If Egan Bernal goes on to win the Giro and it relaunches his career after a very challenging period, today's stage 11 on the Italian Grand Tour will be pointed to as his moment of rebirth.
He may have already won a stage on the race and climbed better than his rivals, but over the gravel sections today on the 162km road to Montalcino Bernal (Ineos Grenadiers) showed no mercy in relentlessly putting his rivals to the sword.
Dan Martin (Israel Start-Up Nation) disappeared from the general classification group very early and spent the day on the back foot, chasing hard for about 60km.
The Irishman lost 9:23 to the stage winner and lost 6:14 to Bernal and slightly mess than that to his other rivals in the general classification. Martin has fallen from 8th to 18th overall, now some 7:06 down on Bernal and almost four minutes off the top 10.
And while the other big men in the fight for the Giro podium or the top 10 were able to stay in the general classification group initially as Ineos Grenadiers piled on the pressure, they too were distanced by Bernal in the final 20km.
Remco Evenepoel (Deceuninck-QuickStep) looked very uncomfortable on the gravel, especially on the descents. He also seemed to be in dispute with his team or team mate João Almeida. When the young Belgian lost contact with the Bernal group it took a long time for Almeida to drop back from the general classification group to help him.

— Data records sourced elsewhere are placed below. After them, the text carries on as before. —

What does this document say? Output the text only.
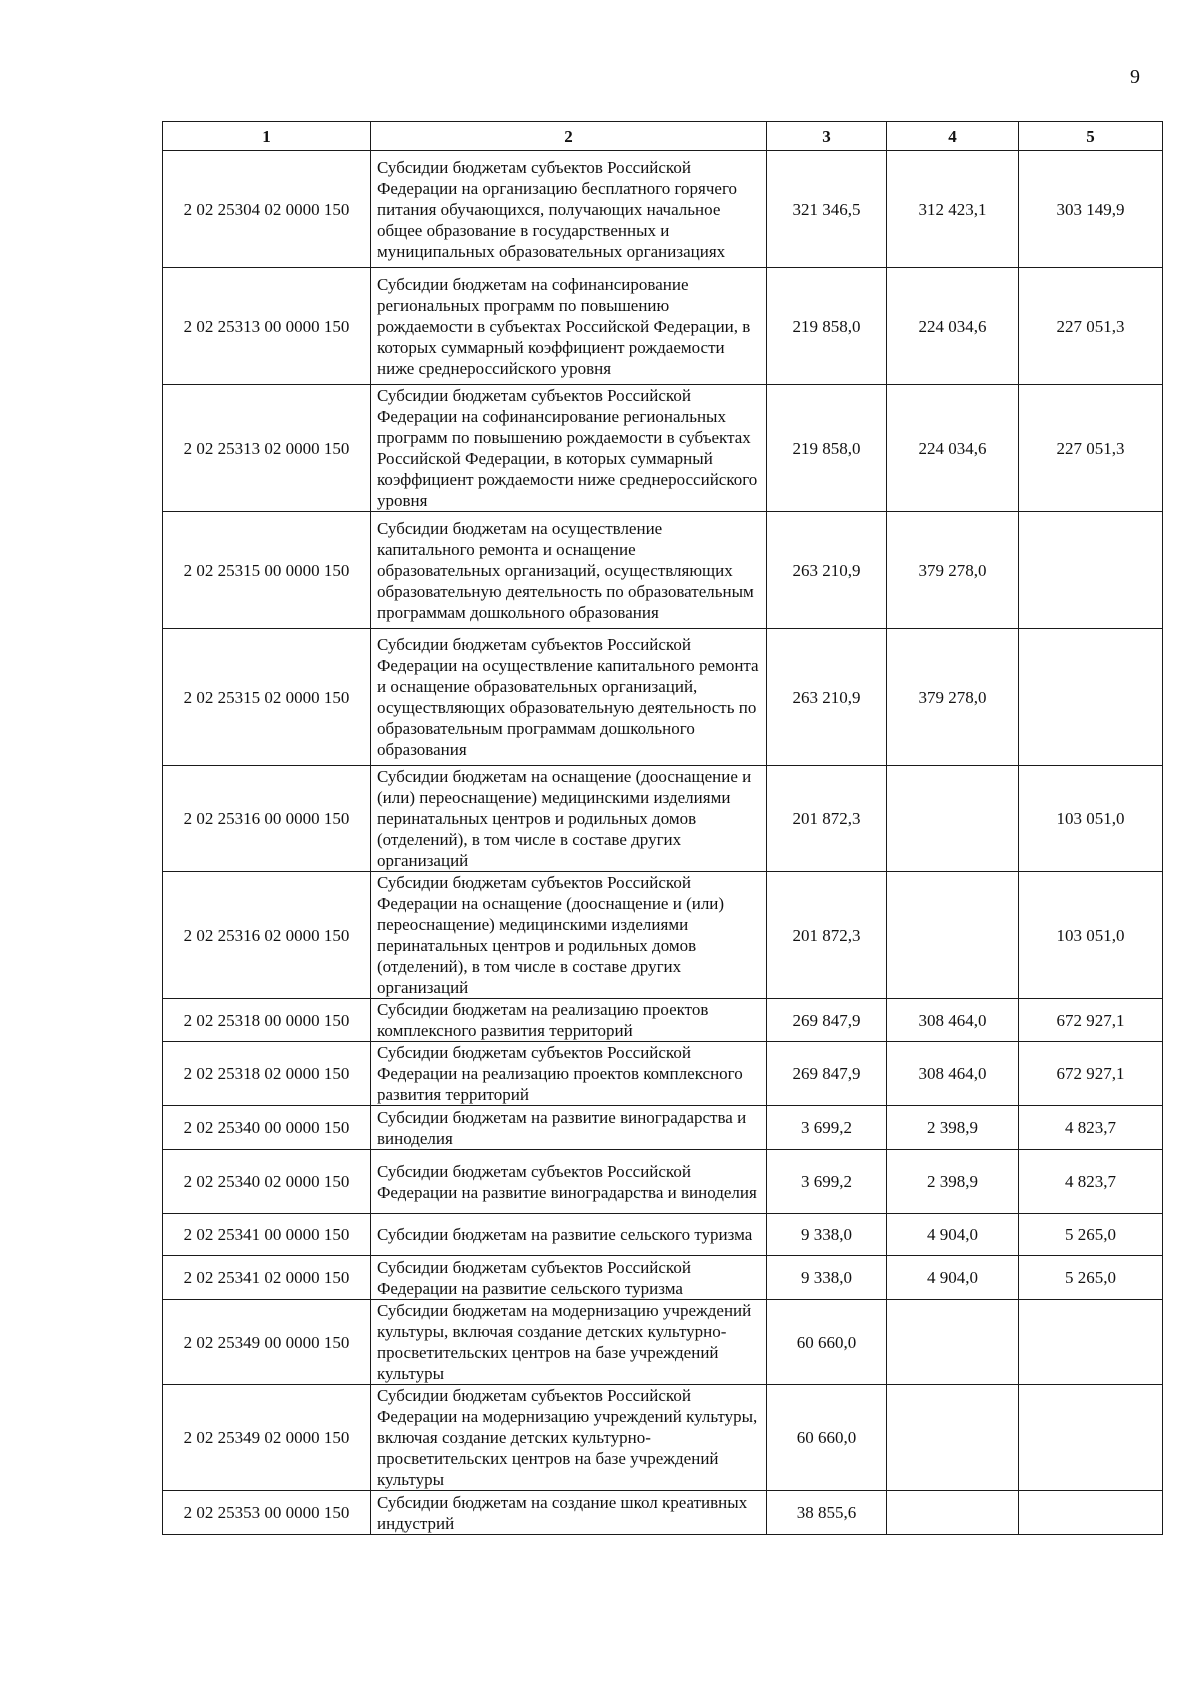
9
1	2	3	4	5
2 02 25304 02 0000 150	Субсидии бюджетам субъектов Российской Федерации на организацию бесплатного горячего питания обучающихся, получающих начальное общее образование в государственных и муниципальных образовательных организациях	321 346,5	312 423,1	303 149,9
2 02 25313 00 0000 150	Субсидии бюджетам на софинансирование региональных программ по повышению рождаемости в субъектах Российской Федерации, в которых суммарный коэффициент рождаемости ниже среднероссийского уровня	219 858,0	224 034,6	227 051,3
2 02 25313 02 0000 150	Субсидии бюджетам субъектов Российской Федерации на софинансирование региональных программ по повышению рождаемости в субъектах Российской Федерации, в которых суммарный коэффициент рождаемости ниже среднероссийского уровня	219 858,0	224 034,6	227 051,3
2 02 25315 00 0000 150	Субсидии бюджетам на осуществление капитального ремонта и оснащение образовательных организаций, осуществляющих образовательную деятельность по образовательным программам дошкольного образования	263 210,9	379 278,0	
2 02 25315 02 0000 150	Субсидии бюджетам субъектов Российской Федерации на осуществление капитального ремонта и оснащение образовательных организаций, осуществляющих образовательную деятельность по образовательным программам дошкольного образования	263 210,9	379 278,0	
2 02 25316 00 0000 150	Субсидии бюджетам на оснащение (дооснащение и (или) переоснащение) медицинскими изделиями перинатальных центров и родильных домов (отделений), в том числе в составе других организаций	201 872,3		103 051,0
2 02 25316 02 0000 150	Субсидии бюджетам субъектов Российской Федерации на оснащение (дооснащение и (или) переоснащение) медицинскими изделиями перинатальных центров и родильных домов (отделений), в том числе в составе других организаций	201 872,3		103 051,0
2 02 25318 00 0000 150	Субсидии бюджетам на реализацию проектов комплексного развития территорий	269 847,9	308 464,0	672 927,1
2 02 25318 02 0000 150	Субсидии бюджетам субъектов Российской Федерации на реализацию проектов комплексного развития территорий	269 847,9	308 464,0	672 927,1
2 02 25340 00 0000 150	Субсидии бюджетам на развитие виноградарства и виноделия	3 699,2	2 398,9	4 823,7
2 02 25340 02 0000 150	Субсидии бюджетам субъектов Российской Федерации на развитие виноградарства и виноделия	3 699,2	2 398,9	4 823,7
2 02 25341 00 0000 150	Субсидии бюджетам на развитие сельского туризма	9 338,0	4 904,0	5 265,0
2 02 25341 02 0000 150	Субсидии бюджетам субъектов Российской Федерации на развитие сельского туризма	9 338,0	4 904,0	5 265,0
2 02 25349 00 0000 150	Субсидии бюджетам на модернизацию учреждений культуры, включая создание детских культурно-просветительских центров на базе учреждений культуры	60 660,0		
2 02 25349 02 0000 150	Субсидии бюджетам субъектов Российской Федерации на модернизацию учреждений культуры, включая создание детских культурно-просветительских центров на базе учреждений культуры	60 660,0		
2 02 25353 00 0000 150	Субсидии бюджетам на создание школ креативных индустрий	38 855,6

The day's early breakaway took the first nine places on the stage, with 21-year-old Mauro Schmid (Qhubeka ASSOS) taking the victory in a two-up sprint from 22-year-old Alessandro Covi (UAE-Team Emirates) after those two had pressed clear when the breakaway blew apart in the finale.

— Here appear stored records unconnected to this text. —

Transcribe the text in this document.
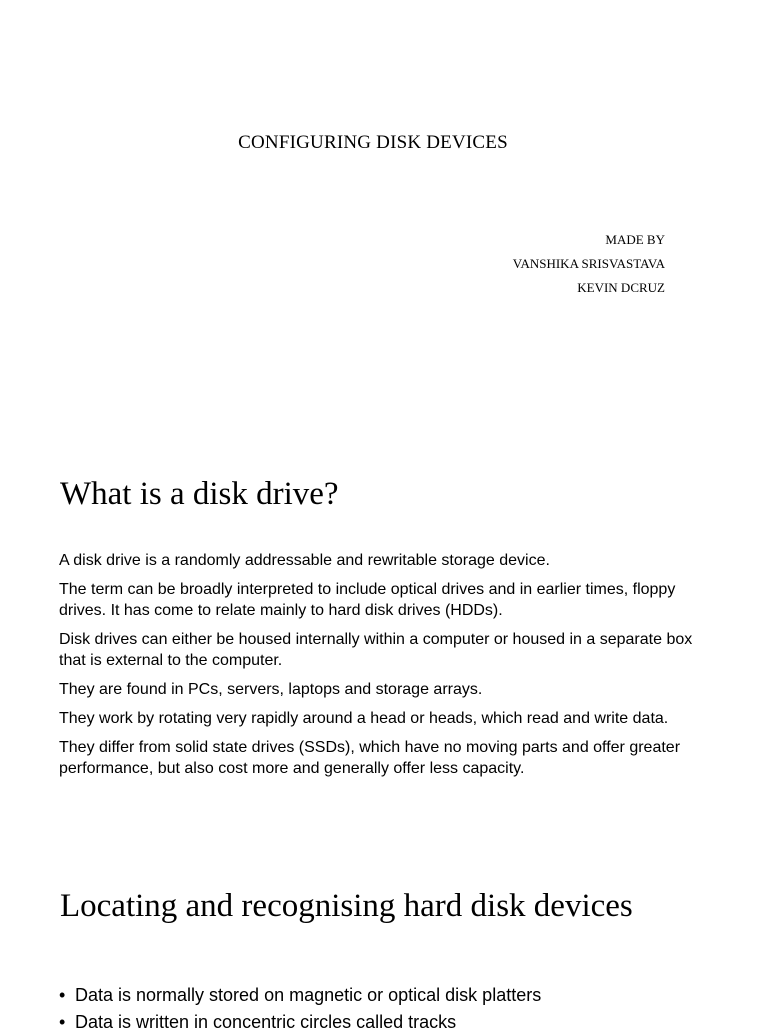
CONFIGURING DISK DEVICES
MADE BY
VANSHIKA SRISVASTAVA
KEVIN DCRUZ
What is a disk drive?

A disk drive is a randomly addressable and rewritable storage device.

The term can be broadly interpreted to include optical drives and in earlier times, floppy drives. It has come to relate mainly to hard disk drives (HDDs).

Disk drives can either be housed internally within a computer or housed in a separate box that is external to the computer.

They are found in PCs, servers, laptops and storage arrays.

They work by rotating very rapidly around a head or heads, which read and write data.

They differ from solid state drives (SSDs), which have no moving parts and offer greater performance, but also cost more and generally offer less capacity.

Locating and recognising hard disk devices
• Data is normally stored on magnetic or optical disk platters
• Data is written in concentric circles called tracks
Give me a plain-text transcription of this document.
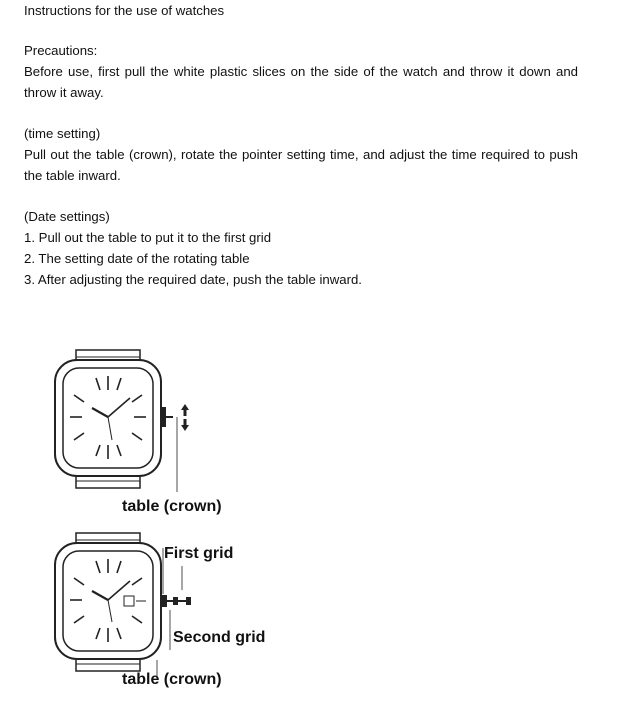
Instructions for the use of watches
Precautions:
Before use, first pull the white plastic slices on the side of the watch and throw it down and throw it away.
(time setting)
Pull out the table (crown), rotate the pointer setting time, and adjust the time required to push the table inward.
(Date settings)
1. Pull out the table to put it to the first grid
2. The setting date of the rotating table
3. After adjusting the required date, push the table inward.
table (crown)
First grid
Second grid
table (crown)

Bernal was back the road attacking the general classification group in the finale of the race and gained time on all of his rivals for pink after distancing them at the end of a fantastic ride through the final 70km once the race hit the gravel sections.
Even earlier in the stage and before Bernal began attacking the GC group, once Evenepoel was looking vulnerable Bernal was on the front of the group taking up the work and driving the pace. And on the third sector of gravel, with 25km to go, Evenepoel was dropped.

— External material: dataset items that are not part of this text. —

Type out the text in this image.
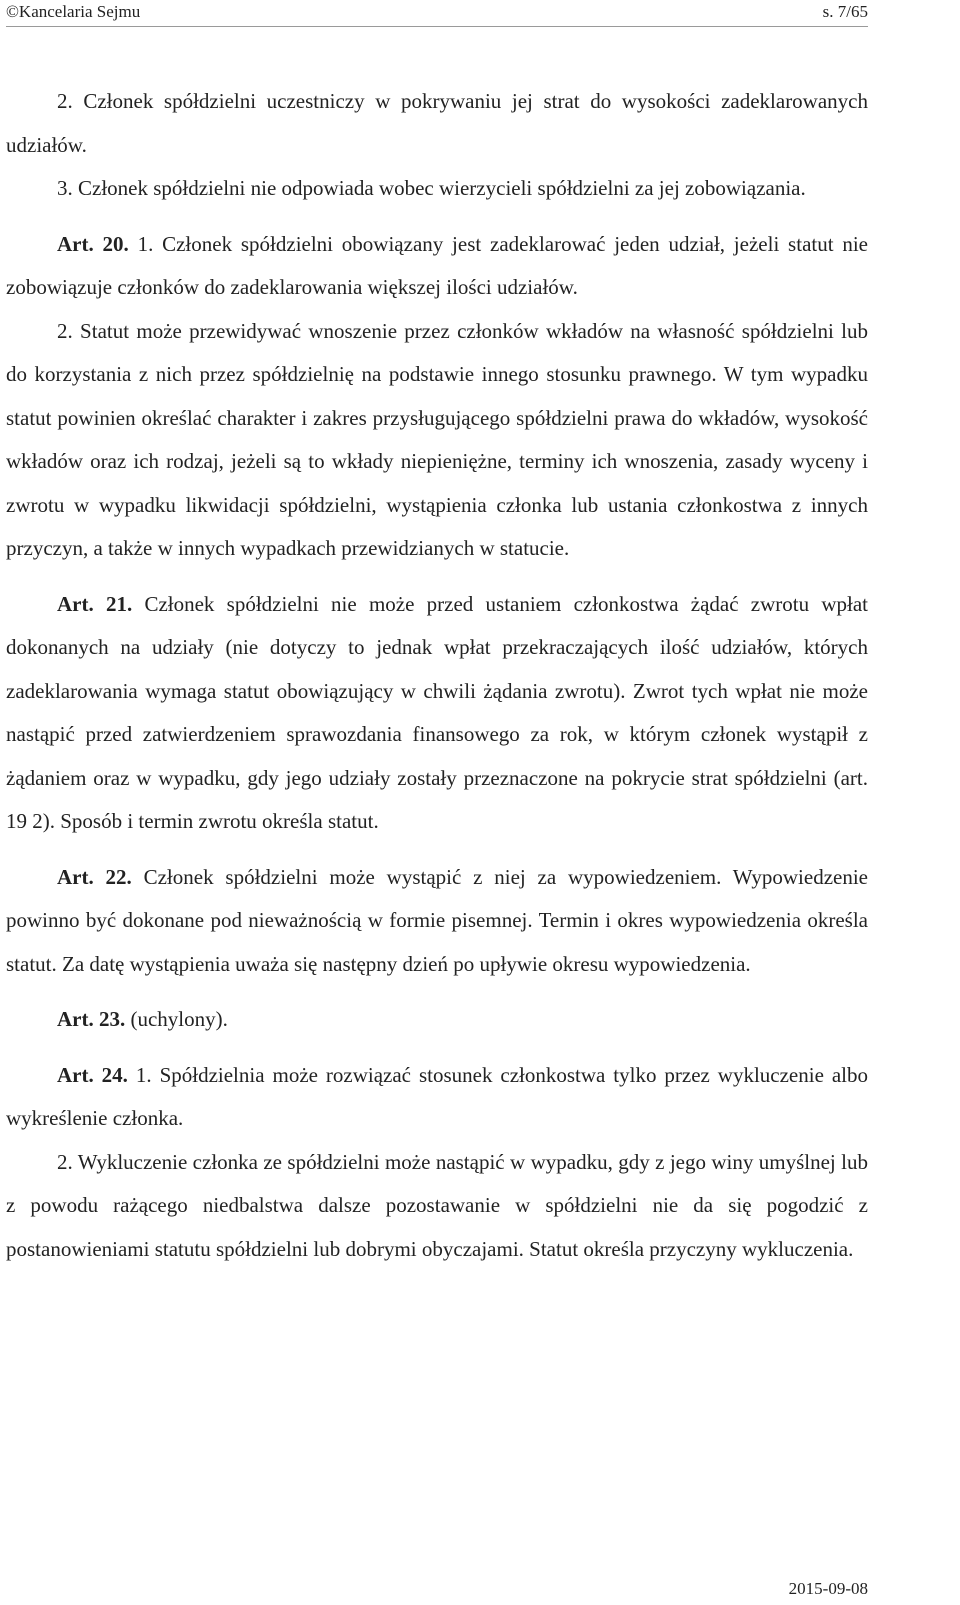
©Kancelaria Sejmu	s. 7/65

2. Członek spółdzielni uczestniczy w pokrywaniu jej strat do wysokości zadeklarowanych udziałów.

3. Członek spółdzielni nie odpowiada wobec wierzycieli spółdzielni za jej zobowiązania.

Art. 20. 1. Członek spółdzielni obowiązany jest zadeklarować jeden udział, jeżeli statut nie zobowiązuje członków do zadeklarowania większej ilości udziałów.

2. Statut może przewidywać wnoszenie przez członków wkładów na własność spółdzielni lub do korzystania z nich przez spółdzielnię na podstawie innego stosunku prawnego. W tym wypadku statut powinien określać charakter i zakres przysługującego spółdzielni prawa do wkładów, wysokość wkładów oraz ich rodzaj, jeżeli są to wkłady niepieniężne, terminy ich wnoszenia, zasady wyceny i zwrotu w wypadku likwidacji spółdzielni, wystąpienia członka lub ustania członkostwa z innych przyczyn, a także w innych wypadkach przewidzianych w statucie.

Art. 21. Członek spółdzielni nie może przed ustaniem członkostwa żądać zwrotu wpłat dokonanych na udziały (nie dotyczy to jednak wpłat przekraczających ilość udziałów, których zadeklarowania wymaga statut obowiązujący w chwili żądania zwrotu). Zwrot tych wpłat nie może nastąpić przed zatwierdzeniem sprawozdania finansowego za rok, w którym członek wystąpił z żądaniem oraz w wypadku, gdy jego udziały zostały przeznaczone na pokrycie strat spółdzielni (art. 19 2). Sposób i termin zwrotu określa statut.

Art. 22. Członek spółdzielni może wystąpić z niej za wypowiedzeniem. Wypowiedzenie powinno być dokonane pod nieważnością w formie pisemnej. Termin i okres wypowiedzenia określa statut. Za datę wystąpienia uważa się następny dzień po upływie okresu wypowiedzenia.

Art. 23. (uchylony).

Art. 24. 1. Spółdzielnia może rozwiązać stosunek członkostwa tylko przez wykluczenie albo wykreślenie członka.

2. Wykluczenie członka ze spółdzielni może nastąpić w wypadku, gdy z jego winy umyślnej lub z powodu rażącego niedbalstwa dalsze pozostawanie w spółdzielni nie da się pogodzić z postanowieniami statutu spółdzielni lub dobrymi obyczajami. Statut określa przyczyny wykluczenia.

2015-09-08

Bernal finished 11th today, some 3:09 down on the stage winner. Emanuel Buchmann (Bore-hansgrohe) stayed with Bernal for longest and lost just three seconds to him on the line, but all of the other gaps were much bigger.
Aleksandr Vlasov (Astana-Premier Tech) was best of the rest, in 13th place today, but even he lost 23 seconds to Bernal. Next on the road was a small group some 26 seconds down on Bernal, featuing Damiano Caruso (Bahrain-Victorious), Simon Yates (BikeExchange) and Tobias Foss (Jumbo Visma).
Hugh Carthy (EF Education - Nippo) was another six seconds back, in 18th place on the stage and 32 seconds down on Bernal. After Carthy the gaps were much bigger. Giulio Ciccone (Trek-Segafredo) was next to finish and he was 1:45 down on Bernal. For his part, Dan Martin placed 40th on the stage.
Nicolas Roche, whose Team DSM leader Romain Bardet did well for much of the stage before being distanced from the front when Bernal turned the screw in the finale, finished in 76th place and in a group some 18:59 down on the stage winner.